Shwedagon pagoda in Yangon, one of the major tourist destinations
New airlines, such as Vietnam Airlines and Air Asia, have recently added Myanmar as a flight destination. This has been enticing to visitors, says Khiang Mee Mee Htun from Myanmar's Ministry of Hotels and Tourism. "For the early months of this year, the arrivals through air entry at Yangoon international airport are up almost 28 percent, (compared to) the same period last year."
She adds: "The border tourism is the main contributor to the country’s tourism figures as we share long borders with the neighboring countries such as China and Thailand."
Myanmar – ‘Top emerging destination of 2011’
Foreign Individual Travellers or FITs, made up the majority of the increase. More than 54 percent of visitors were from Asia, with the largest number coming from Thailand and South Korea. Currently there are 14 international airlines operating regular flights to Yangoon and Myanmar Airways International (MAI) has also launched its operations, flying between Yangoon and Siam Rep, Cambodia, since February this year. Htun is confident that the "uptrend of arrivals to major tourist destinations such as Yangoon, Bagan and Mandalay" will continue in the future.
The National League for Democracy and its leader, Aung San Suu Kyi, had originally called for tourists to boycott Myanmar in 1995. This had been in response to the junta's "Visit Myanmar" campaign and amid reports of forced labour being used to build airports and luxury hotels.
People rejoice the release of Myanmar's pro-democracy leader Aung San Suu Kyi
But things have changed since Suu Kyi's release from house arrest last November, says Bret Melzer, who runs Balloons Over Bagan – a company that takes tourists on hot air balloon rides over the ancient temple city. Since her release, Suu Kyi's party has signalled a policy change on tourism saying that they are no longer opposed to all tourism, but only to large-scale package tourism.
Suu Kyi’s release boosts tourism
"I think the release of the lady from house arrest was a very positive piece of news for the tourism markets," points out Melzer. "A lot of companies overseas still look to her, to hear what her views are on the subject. The majority view now seems to be that tourism can play a positive role here in Myanmar."
Despite the issue with politics and the government, Myanmar has traditionally been a safe destination and its people have always welcomed tourists, says Melzer. But he is weary of the "bottlenecks in terms of the infrastructure, in terms of the availability of decent accommodation, availability of flights into the country; just the general transport infrastructure and the capacity of the local airports. So we’re not quite there yet," he adds.
Unspoiled beaches are home to small fishing villages and are now attracting visitors
"I think there’s a definite line that needs to be considered on how much is good for Myanmar, how much is good for the people and how quickly do we want it to grow," John Koldowski from PATA points out that it will be crucial that Myanmar find balance between tourism and infrastructure. "If you don’t control it, it will run away from you, and that can bring with it serious degradation and that certainly impacts people’s culture and lives. But if you manage it properly, you can actually enhance it at the same time."

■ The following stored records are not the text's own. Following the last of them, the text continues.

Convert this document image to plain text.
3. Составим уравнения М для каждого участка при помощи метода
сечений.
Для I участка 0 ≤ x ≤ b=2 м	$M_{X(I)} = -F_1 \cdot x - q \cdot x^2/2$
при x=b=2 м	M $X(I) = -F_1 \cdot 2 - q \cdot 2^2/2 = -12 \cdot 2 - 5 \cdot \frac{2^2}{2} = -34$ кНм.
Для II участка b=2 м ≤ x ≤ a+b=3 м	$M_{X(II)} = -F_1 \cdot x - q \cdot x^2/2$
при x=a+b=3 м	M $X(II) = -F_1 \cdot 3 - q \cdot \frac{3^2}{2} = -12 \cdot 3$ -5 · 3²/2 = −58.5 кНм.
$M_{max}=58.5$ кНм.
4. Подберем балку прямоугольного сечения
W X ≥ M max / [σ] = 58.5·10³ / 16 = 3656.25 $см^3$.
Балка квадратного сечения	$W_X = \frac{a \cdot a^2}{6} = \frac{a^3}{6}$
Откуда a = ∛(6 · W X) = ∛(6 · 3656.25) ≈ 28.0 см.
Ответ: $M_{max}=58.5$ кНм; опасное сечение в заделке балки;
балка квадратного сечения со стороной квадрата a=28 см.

Tourists have veered away from Myanmar due to its political scene and have instead turned to other, more popular Asian shores. But that is now changing in one of the world's least developed countries after nearly 50 years of military rule. And now with plans to create one single visa valid for all ASEAN countries, of which Myanmar is a member, the changes could auger well for a country which has remained closed to much of the outside visitors till now.